20. The nucleic acid construct of claim 19, wherein said nucleic acid element encodes a mitochondrial signal peptide fused in frame to said enzyme.

21. The nucleic acid construct of claim 19, further comprising a nucleic acid sequence encoding a mutated form of yeast 3-hydroxy-3-methylglutaryl-coenzyme A reductase (tHMG).

22. A yeast cell comprising in a mitochondria thereof an exogenously expressed terpene synthase and/or an exogenously expressed enzyme in a terpenoid/sterol pathway which catalyzes formation of a farnesyl diphosphate (FDP).

23. The yeast cell of claim 22, wherein said yeast cell further comprises an exogenously expressed mutated form of yeast 3-hydroxy-3-methylglutaryl-coenzyme A reductase (tHMG).

24. A method of producing terpene in a yeast cell, comprising: (a) generating and/or increasing content of at least one terpene in said yeast cell according to the method of claim 1; and (b) isolating the terpene from said yeast cell, thereby producing the terpene.

25. A method of producing terpene in a yeast cell, comprising: (a) generating and/or increasing content of at least one terpene in said yeast cell according to the method of claim 14; and (b) isolating the terpene from said yeast cell, thereby producing the terpene.

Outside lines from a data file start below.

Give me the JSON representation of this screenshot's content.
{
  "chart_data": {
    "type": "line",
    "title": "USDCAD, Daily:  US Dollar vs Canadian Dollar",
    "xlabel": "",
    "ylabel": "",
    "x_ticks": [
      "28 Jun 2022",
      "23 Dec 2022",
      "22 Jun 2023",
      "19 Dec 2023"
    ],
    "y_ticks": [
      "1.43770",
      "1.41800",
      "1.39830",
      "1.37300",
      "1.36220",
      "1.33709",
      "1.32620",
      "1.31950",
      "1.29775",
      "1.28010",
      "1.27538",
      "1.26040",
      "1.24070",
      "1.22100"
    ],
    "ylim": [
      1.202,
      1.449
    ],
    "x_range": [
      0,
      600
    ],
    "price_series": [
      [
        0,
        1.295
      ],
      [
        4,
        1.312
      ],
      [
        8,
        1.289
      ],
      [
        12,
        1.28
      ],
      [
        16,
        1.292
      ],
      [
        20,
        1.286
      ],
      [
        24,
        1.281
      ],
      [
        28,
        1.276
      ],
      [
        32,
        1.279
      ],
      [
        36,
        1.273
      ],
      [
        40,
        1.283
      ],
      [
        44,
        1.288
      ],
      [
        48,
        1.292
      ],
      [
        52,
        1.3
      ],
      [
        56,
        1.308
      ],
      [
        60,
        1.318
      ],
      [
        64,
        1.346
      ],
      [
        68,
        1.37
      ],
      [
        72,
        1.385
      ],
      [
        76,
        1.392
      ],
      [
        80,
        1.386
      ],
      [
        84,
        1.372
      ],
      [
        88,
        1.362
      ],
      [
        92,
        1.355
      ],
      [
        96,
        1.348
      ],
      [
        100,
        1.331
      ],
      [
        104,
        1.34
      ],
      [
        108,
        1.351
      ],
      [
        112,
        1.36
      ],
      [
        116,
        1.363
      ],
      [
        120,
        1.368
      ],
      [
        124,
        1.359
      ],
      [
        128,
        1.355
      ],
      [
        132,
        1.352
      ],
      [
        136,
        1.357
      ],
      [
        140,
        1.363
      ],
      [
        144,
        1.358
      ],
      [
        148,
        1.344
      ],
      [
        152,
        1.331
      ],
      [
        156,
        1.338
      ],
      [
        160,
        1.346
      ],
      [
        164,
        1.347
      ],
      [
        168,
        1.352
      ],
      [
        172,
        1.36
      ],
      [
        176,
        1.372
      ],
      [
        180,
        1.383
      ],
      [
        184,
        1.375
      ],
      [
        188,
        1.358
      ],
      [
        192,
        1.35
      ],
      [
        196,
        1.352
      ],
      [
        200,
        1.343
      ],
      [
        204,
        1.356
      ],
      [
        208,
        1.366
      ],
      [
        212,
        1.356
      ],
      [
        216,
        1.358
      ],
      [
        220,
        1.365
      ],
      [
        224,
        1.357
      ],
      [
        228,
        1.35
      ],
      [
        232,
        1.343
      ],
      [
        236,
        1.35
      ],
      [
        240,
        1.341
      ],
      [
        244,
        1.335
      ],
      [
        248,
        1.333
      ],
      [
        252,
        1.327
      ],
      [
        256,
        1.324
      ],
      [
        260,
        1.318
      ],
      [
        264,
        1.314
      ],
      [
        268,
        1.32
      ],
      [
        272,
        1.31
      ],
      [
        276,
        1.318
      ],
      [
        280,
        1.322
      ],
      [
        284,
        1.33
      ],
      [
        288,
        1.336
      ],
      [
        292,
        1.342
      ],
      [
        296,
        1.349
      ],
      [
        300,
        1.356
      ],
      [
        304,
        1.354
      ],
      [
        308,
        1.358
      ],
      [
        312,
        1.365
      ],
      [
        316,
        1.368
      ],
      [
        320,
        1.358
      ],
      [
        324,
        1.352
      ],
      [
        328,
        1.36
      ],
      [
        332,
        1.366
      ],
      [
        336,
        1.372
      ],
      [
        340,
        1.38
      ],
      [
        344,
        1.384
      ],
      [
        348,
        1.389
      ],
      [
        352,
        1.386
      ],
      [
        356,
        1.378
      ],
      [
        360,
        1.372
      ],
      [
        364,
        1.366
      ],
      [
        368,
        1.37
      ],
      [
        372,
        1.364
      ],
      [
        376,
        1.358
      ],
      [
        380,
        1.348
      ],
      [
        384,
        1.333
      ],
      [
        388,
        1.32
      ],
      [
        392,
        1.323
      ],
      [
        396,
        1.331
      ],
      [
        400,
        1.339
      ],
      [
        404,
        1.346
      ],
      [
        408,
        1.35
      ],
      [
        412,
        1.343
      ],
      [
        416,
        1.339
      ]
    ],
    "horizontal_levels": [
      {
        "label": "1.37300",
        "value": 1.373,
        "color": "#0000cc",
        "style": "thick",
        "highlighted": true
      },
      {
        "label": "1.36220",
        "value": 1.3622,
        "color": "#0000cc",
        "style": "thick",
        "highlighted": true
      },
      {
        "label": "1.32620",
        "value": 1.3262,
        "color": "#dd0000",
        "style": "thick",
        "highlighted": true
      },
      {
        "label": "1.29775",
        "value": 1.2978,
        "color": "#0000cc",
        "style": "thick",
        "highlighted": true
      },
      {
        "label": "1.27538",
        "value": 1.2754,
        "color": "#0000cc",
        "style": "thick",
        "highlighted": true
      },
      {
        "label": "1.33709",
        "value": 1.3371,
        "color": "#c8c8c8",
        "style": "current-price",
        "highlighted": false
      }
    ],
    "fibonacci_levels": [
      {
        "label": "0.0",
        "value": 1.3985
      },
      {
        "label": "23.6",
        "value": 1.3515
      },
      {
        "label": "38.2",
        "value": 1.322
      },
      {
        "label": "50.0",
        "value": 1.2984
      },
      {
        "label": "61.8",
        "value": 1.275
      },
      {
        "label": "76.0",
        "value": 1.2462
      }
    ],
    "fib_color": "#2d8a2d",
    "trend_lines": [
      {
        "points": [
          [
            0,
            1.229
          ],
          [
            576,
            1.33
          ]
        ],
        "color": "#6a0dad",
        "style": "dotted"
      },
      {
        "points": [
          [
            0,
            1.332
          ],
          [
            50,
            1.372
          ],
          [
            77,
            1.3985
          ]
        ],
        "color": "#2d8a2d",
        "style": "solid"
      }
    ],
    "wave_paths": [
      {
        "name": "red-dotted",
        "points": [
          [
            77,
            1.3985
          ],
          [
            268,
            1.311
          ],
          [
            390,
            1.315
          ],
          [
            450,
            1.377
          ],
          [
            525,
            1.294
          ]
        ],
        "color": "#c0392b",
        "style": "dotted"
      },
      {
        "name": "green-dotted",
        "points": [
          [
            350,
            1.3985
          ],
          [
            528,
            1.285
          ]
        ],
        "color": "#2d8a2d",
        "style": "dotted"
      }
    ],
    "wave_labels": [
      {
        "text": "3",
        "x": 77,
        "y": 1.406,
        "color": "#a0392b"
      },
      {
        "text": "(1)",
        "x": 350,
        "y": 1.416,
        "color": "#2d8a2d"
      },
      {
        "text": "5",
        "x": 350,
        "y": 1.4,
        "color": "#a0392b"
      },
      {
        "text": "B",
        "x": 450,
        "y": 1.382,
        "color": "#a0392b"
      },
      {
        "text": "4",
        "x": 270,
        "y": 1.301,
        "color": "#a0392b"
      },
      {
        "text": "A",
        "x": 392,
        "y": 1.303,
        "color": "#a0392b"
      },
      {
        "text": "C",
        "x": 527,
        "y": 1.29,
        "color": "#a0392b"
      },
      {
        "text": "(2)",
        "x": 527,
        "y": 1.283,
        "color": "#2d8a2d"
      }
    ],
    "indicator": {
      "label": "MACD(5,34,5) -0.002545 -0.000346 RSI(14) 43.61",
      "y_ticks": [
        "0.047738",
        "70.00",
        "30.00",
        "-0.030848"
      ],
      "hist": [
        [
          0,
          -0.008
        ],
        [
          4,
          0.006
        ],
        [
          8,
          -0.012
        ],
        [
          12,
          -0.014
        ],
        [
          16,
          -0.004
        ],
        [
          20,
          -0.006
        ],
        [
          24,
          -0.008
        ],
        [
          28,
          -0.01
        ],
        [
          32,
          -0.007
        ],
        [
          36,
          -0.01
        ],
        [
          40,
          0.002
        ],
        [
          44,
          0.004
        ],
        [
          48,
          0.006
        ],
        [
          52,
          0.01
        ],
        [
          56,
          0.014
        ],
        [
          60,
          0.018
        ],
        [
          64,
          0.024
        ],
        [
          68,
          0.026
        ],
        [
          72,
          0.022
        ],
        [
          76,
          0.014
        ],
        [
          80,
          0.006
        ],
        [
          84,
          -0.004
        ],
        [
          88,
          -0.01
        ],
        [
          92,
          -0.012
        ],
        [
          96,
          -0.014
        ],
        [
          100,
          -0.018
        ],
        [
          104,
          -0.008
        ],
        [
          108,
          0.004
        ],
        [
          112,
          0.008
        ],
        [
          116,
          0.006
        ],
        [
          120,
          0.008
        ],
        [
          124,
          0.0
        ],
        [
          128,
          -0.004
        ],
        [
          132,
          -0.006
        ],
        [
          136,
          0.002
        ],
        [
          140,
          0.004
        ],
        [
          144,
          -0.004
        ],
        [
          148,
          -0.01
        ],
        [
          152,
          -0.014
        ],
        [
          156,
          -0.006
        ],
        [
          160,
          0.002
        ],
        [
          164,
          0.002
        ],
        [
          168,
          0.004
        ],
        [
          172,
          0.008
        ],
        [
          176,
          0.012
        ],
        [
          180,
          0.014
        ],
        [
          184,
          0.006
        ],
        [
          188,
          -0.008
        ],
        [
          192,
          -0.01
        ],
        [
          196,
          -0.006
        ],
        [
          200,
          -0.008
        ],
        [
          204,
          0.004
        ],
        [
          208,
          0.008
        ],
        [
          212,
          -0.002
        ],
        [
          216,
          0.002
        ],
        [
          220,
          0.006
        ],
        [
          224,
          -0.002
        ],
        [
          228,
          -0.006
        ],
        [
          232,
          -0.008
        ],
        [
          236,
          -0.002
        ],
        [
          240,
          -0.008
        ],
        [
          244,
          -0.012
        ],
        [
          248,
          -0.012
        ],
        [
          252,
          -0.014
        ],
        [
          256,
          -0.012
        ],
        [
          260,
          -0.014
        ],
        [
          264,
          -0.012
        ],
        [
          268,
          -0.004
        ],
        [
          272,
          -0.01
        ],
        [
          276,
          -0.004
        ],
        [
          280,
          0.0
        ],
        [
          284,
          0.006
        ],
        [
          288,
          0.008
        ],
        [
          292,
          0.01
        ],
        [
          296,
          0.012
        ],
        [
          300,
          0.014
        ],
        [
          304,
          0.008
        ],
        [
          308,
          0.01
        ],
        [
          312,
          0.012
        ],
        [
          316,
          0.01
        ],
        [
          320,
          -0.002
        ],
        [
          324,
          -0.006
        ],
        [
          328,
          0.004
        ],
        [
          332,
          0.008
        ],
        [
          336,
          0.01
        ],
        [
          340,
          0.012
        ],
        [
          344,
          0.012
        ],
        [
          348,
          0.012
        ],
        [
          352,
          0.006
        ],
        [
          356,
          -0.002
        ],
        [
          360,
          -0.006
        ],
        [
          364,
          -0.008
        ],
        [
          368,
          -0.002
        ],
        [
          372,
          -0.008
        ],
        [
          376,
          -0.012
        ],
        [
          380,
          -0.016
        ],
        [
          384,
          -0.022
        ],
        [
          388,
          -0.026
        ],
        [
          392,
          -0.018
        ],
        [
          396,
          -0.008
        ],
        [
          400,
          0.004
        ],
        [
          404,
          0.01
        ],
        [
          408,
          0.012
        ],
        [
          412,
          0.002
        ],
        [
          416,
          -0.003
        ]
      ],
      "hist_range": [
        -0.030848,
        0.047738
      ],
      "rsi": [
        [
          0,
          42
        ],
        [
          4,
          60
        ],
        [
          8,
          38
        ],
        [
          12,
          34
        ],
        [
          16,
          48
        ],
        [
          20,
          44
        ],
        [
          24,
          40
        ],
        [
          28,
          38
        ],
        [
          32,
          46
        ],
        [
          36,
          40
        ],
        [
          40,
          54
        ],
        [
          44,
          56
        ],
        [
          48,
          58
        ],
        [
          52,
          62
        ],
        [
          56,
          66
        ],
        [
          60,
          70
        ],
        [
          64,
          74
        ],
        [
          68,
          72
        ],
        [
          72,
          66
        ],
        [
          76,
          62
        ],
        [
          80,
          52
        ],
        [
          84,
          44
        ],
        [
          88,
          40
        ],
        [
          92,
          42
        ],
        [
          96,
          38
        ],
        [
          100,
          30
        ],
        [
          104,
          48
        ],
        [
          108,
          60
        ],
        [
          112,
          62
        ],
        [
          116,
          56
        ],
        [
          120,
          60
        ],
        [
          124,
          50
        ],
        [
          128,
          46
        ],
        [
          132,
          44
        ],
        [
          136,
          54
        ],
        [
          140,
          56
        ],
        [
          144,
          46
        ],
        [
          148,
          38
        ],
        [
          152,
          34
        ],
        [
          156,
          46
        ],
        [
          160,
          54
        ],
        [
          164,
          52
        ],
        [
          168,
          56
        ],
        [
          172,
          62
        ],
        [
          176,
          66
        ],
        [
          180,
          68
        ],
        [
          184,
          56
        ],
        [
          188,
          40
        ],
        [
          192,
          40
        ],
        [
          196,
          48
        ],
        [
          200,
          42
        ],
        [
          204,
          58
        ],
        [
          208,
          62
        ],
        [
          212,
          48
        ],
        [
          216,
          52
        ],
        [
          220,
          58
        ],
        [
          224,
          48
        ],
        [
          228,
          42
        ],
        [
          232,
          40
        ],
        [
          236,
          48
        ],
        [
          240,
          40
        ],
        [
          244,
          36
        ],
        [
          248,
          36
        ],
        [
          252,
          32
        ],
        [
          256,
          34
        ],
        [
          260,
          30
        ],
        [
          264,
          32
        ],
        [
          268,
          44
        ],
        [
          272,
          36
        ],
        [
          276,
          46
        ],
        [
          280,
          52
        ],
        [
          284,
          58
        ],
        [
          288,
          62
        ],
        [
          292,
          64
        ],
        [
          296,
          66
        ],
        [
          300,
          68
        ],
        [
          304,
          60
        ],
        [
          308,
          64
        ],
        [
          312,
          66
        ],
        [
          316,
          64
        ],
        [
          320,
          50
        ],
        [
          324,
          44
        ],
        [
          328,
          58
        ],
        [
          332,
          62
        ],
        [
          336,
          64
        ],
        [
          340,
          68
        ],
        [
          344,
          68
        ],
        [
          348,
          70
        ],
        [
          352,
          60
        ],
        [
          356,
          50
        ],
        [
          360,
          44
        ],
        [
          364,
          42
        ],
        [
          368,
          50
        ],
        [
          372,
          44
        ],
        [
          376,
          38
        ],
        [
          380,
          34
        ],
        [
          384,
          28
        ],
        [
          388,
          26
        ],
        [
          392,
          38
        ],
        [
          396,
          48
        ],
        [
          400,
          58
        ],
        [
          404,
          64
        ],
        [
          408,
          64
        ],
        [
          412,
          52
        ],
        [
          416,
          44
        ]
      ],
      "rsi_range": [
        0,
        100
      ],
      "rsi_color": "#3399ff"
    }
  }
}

26. A method of producing terpene in a yeast cell, comprising: (a) providing said yeast cell of claim 22, and (b) isolating the terpene from said yeast cell, thereby producing the terpene.

27. An isolated terpene produced by the method of claim 24.

28. A method of producing a commodity selected from the group consisting of a natural flavor, a food product, a food additive, a fragrance, a cosmetic, a later/rubber, a fuel, a pesticide and a therapeutic agent, comprising producing terpene according to claim 24 and incorporating said terpene in a process for manufacturing a commodity, thereby producing said commodity.